I smile warmly at him. I love that he’s worried about my reaction to his job. And I’m, but I would never tell him that. “You were absolutely amazing! How are you able to have so much emotion like that? You are truly my hero now. I actually felt like you and Wyatt were about to go off to war together,” I blurt out now that I’ve found my tongue. “I almost cried.”
“Well, thanks, baby, you have no idea how good that makes me feel,” Miles says sweetly, coming to wrap his arms around me.
“Porter, Grayson, come over here please,” the director calls, guiding them over to where he’s sitting. He waves, giving me a warm smile as Miles make his way over to him, and Wyatt comes out from another direction.
“I’m seriously impressed. Even though Wyatt may be on my shit list right now, the dude is seriously talented,” Skylar says, squinting in the momentary sunlight.
“I agree. What time is it?” I ask because I know we need to head to the airport soon. When Skylar tells me the time, I slump with disappointment. I hate leaving Miles. This separation is making me reconsider my vehemence about not traveling with
him. But I also know once I have the baby I won’t want to be traveling. I see Miles finishing up his conversation with the director, and he heads back over to me. His face is lined with worry.
“What’s wrong?” I ask as soon as he is close enough to hear me.
“I know you’re going to be pissed but it looks like shooting is going to be extended by at least a few weeks,” his face is full of regret and worry.
“But…why?” I ask, my voice sounding like a harsh whisper.
“There’ve been too many delays due to weather and technical difficulties. I’m really sorry, baby. All I want is to be there with you.” I hold my hand up, then stretch to wrap my arms around Miles’ neck.
“I love you, Miles. I’m not going anywhere, ok? Don’t worry about it.” He kisses me and I can feel his body release some of his tension.

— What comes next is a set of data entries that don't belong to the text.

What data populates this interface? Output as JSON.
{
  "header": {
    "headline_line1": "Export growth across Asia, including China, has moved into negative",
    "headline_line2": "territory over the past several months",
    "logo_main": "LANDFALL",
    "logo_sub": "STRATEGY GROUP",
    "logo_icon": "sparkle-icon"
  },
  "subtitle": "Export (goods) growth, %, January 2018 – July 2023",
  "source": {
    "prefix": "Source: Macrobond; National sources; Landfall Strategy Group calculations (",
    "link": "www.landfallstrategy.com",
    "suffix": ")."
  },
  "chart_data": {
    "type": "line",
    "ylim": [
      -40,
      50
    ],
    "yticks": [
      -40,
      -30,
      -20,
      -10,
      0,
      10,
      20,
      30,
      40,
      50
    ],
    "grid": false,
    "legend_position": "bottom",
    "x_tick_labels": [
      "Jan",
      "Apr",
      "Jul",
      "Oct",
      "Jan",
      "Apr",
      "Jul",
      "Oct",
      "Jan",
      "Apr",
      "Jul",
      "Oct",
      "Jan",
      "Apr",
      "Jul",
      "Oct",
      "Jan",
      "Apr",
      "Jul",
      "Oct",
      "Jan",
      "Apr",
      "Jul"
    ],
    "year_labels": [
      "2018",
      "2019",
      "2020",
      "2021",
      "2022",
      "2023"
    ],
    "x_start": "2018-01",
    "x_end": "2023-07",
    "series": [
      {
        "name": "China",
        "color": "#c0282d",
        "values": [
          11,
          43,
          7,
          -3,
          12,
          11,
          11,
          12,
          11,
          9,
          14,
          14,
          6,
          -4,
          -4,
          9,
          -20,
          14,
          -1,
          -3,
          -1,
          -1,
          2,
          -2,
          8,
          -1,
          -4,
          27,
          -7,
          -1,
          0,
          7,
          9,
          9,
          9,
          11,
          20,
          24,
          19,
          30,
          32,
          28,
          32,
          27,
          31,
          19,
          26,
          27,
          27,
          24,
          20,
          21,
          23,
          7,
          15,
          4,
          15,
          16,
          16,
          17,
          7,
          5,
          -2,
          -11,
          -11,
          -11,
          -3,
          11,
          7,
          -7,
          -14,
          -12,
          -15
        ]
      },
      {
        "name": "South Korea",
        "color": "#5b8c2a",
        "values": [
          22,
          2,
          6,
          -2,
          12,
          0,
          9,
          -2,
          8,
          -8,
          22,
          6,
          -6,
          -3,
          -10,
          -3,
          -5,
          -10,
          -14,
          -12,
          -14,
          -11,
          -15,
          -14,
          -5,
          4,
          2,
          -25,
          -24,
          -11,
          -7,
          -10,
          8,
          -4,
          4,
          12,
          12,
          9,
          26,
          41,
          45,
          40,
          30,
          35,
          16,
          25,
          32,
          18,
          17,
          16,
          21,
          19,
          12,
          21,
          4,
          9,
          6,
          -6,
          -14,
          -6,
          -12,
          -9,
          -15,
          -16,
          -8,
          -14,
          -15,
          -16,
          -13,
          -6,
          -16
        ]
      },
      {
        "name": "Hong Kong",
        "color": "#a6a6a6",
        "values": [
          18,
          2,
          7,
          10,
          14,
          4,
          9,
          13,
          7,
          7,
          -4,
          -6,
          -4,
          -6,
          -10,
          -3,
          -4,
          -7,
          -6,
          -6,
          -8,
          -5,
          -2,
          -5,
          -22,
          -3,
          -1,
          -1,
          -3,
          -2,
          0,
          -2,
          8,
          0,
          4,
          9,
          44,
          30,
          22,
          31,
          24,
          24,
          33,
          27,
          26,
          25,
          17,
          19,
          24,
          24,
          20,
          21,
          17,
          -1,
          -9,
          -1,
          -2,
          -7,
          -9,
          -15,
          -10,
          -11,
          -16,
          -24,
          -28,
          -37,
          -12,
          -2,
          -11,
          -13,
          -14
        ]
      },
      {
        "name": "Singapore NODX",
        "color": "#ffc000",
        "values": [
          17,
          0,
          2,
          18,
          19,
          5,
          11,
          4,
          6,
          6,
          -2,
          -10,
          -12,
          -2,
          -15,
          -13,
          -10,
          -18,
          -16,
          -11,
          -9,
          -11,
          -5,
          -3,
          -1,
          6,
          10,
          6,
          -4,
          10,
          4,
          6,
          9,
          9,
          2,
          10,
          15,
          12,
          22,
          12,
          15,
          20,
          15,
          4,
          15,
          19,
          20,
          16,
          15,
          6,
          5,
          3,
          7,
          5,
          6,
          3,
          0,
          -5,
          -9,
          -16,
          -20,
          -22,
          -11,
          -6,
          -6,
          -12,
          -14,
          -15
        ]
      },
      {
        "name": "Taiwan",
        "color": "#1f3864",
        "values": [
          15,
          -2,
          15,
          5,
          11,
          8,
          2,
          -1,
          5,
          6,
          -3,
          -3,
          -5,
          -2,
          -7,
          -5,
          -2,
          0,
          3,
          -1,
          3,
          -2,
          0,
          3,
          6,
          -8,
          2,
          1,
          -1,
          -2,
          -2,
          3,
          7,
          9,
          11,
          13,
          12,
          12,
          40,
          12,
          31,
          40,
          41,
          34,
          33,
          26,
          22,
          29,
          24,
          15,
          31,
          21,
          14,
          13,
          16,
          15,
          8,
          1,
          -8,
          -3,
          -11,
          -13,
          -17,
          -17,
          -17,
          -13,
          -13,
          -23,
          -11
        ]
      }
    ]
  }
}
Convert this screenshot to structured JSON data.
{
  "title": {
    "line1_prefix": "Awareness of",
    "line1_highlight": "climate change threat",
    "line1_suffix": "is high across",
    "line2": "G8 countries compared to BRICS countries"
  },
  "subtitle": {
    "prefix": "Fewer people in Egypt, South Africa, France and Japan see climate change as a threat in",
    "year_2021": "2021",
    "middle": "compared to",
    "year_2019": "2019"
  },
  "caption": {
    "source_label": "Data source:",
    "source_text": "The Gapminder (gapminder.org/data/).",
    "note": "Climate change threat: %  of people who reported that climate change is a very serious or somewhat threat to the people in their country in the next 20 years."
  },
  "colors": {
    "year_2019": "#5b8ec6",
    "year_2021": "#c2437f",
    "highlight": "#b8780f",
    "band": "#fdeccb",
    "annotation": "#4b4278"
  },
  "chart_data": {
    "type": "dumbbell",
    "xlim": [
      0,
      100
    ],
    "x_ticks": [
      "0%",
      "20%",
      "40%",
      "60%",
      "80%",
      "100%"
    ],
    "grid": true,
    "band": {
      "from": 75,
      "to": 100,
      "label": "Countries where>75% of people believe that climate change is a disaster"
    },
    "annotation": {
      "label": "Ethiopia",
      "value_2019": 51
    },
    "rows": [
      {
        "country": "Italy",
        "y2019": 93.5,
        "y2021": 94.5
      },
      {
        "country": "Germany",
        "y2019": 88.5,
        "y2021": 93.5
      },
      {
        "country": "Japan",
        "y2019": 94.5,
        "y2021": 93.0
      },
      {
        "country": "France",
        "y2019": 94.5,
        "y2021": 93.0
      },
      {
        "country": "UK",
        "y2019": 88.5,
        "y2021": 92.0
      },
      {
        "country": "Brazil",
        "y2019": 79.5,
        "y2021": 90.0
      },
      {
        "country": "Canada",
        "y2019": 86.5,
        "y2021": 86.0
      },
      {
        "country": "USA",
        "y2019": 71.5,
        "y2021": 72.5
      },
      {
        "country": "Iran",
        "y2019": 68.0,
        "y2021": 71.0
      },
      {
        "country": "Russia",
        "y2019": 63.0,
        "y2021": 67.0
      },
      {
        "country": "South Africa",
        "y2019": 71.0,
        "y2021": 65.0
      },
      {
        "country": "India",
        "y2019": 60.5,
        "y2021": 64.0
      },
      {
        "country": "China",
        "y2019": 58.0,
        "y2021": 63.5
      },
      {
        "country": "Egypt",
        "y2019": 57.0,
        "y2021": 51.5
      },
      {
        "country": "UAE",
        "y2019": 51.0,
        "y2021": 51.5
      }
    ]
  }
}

“You aren’t mad?” he asks, looking me straight in the eyes.
“No baby, it’s your job. I’m a little sad I’ll have to have my dress let out to fit me but I’ll live.” I give him a little smile. Inside I’m crushed. Now I’ll have to call the wedding planner to reschedule everything. But I guess things like this happen when you’re going to be married to a celebrity, so I should just get used to it.
“Sorry, guys, but it’s time to head to the airport,” Skylar says behind us. I break away from Miles so they can hug and say their goodbyes. I swallow hard, looking around to prevent myself from crying for the millionth time. I can cry on the entire trip home and Skylar will hold me, but I will not break down in front of Miles. I need him to know I’m strong and can keep it together without him.
“I hate leaving you after giving you bad news. Actually I hate you leaving period. I’m not going to be able to sleep again,” Miles says, then gives me an exaggerated pout, which is ridiculous on his handsome face.